Of course, real users can switch over to porn sites today or even do
useful work while a "brain dead" approach pipes garbage, only at the
end accomplishing the alchemical step.
But the argument for brain death as simplicity itself has to give way
to the realization that processes also need to be "as simple as
possible, but no simpler".
- Posted by spinoza1111@yahoo.com on January 30th, 2005
Sorting, even when done properly, does not have better locality of
reference. In the initial phases of most sorting algorithms, the
algorithms will compare distant entries.
Whereas open hash has high locality UNTIL the table is almost full. In
moving forward and then "wrapping" mod the size of the table, it stays
as close as possible, at all times, to the starting point. Even in a
nearly full hashtable, I believe, the "locality of reference", if
quantified, would prove to be best-fit.
Which means that sorting solutions will cause page faults early on for
large data sets, while open hashing will cause page faults only when
blobs and clusters exist of values with close keys.
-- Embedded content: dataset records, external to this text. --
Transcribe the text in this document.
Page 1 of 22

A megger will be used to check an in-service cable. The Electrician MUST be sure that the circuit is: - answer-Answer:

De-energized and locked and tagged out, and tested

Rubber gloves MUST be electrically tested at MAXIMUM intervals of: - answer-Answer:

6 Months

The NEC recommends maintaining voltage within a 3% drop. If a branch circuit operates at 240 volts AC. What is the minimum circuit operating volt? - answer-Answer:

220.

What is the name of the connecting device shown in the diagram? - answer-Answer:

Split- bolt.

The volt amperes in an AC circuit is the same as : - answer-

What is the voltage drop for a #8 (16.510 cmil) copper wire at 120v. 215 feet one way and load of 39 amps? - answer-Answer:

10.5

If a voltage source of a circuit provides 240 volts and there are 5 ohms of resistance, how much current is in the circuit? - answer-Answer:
But this problem means that the hashing algorithm was probably poorly
chosen with respect to the key values whereas the problem in most
sorting algorithms is ineradicable. Most start with comparing distant
keys.
In fact, that's how the faster sort algorithms get their power, isn't
it, while the most "brain dead" algorithm has in fact high locality. It
causes page faults, but in a regular way.